C'est pas la première fois, note: il nous a déjà infligé l'autre jour son mini-traité européen, sous les applaudissements nourris des renégats "socialistes".

Mais là, ça commence à faire beaucoup.

Et même: beaucoup trop.

Les fidèles partisans du chef de l'Etat français ont ces jours-ci laissé libre cours à leurs égarements: Roger Karoutchi, qui est quelque chose au gouvernement, a par exemple traité les adversaires politiques de son mentor de "fascistes", cependant qu'Yves Jego, qui doit si mes souvenirs sont bons être quelque chose (mais quoi?) à l'UMP (4), les qualifiait pour sa part de "staliniens".

(Ce qui revient au même, puisque ces gens sont comme tu sais de ceux qui pensent que le communisme vaut le nazisme.)

Quant à moi, je ne sais pas (mais je commence à m'en faire une vague idée) qui est "fasciste", ou "stalinien" - mais j'observe que les jeteurs d'anathèmes ferment très soigneusement leur clapet, quand leur chef porte "atteinte à l'Etat de droit".

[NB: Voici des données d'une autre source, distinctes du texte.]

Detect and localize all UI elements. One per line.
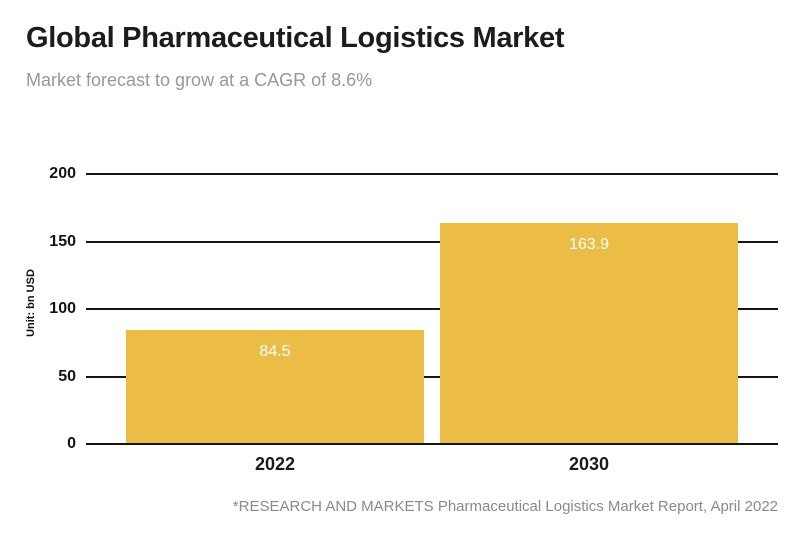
gridline	[86, 308, 778, 310]
y-tick-label: 50	[58, 367, 76, 385]
y-tick-label: 100	[49, 300, 76, 317]
bar-2030: 163.9	[440, 222, 738, 444]
plot-area: 84.5 163.9	[86, 173, 778, 445]
page-subtitle: Market forecast to grow at a CAGR of 8.6…	[26, 70, 373, 90]
gridline	[86, 173, 778, 175]
x-tick-label: 2022	[254, 454, 296, 474]
y-tick-label: 0	[67, 435, 76, 452]
x-axis-line	[86, 443, 778, 445]
source-note: *RESEARCH AND MARKETS Pharmaceutical Log…	[232, 498, 778, 515]
gridline	[86, 375, 778, 378]
x-tick-label: 2030	[568, 454, 610, 474]
bar-value-label: 163.9	[568, 235, 610, 253]
y-tick-label: 200	[49, 165, 76, 182]
bar-2022: 84.5	[126, 329, 424, 444]
bar-value-label: 84.5	[259, 342, 291, 360]
gridline	[86, 240, 778, 243]
page-title: Global Pharmaceutical Logistics Market	[26, 22, 565, 54]
y-tick-label: 150	[49, 232, 76, 250]
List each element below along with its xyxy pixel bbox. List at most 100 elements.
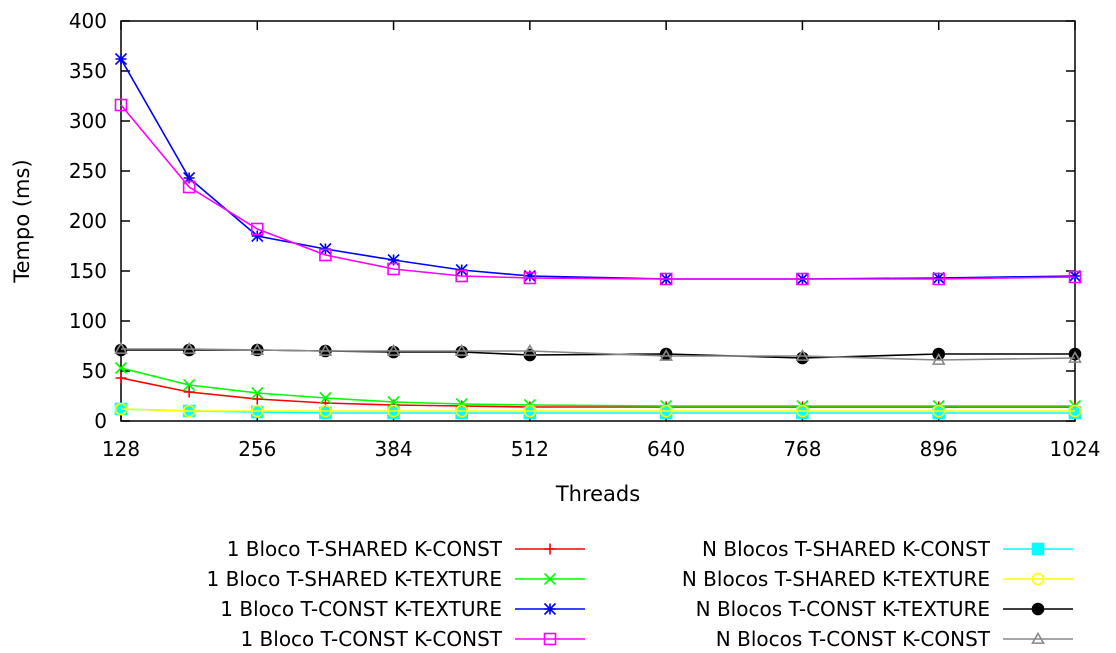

Tu me diras: nous aussi, on ferme finalement nos gueules - comme si on ne sentait pas monter la (très sale) puanteur.









(1) En sorte, que, tu l'auras compris: les opposants à l'immonde loi sur la "rétention de sûreté" deviennent, par la grâce de cette nouvelle saillie, d'affreux salopards, fermement décidés, eux, à "laisser des monstres" égorger, jusque dans leurs bras, leurs fils et leurs compagnes.
(2) "Le Monde", ce soir.
(3) Idem.
(4) "Marianne" relève ce matin que le même Yves Jego qui détecte des "staliniens" dans le paysage médiatico-politique français a porté plainte pour "injure et diffamation" contre un blogueur, "Yves Poey, animateur du site Flamberge", qui a eu le front de le traiter d'"apparatchik". Le terme porterait "atteinte à l'honneur" du détecteur de staliniens. Je te reparlerai certainement de cette affaire, qui me semble être un assez bon indicateur de l'attachement du RDQESNVSE à la (sacro-sainte) liberté d'expression.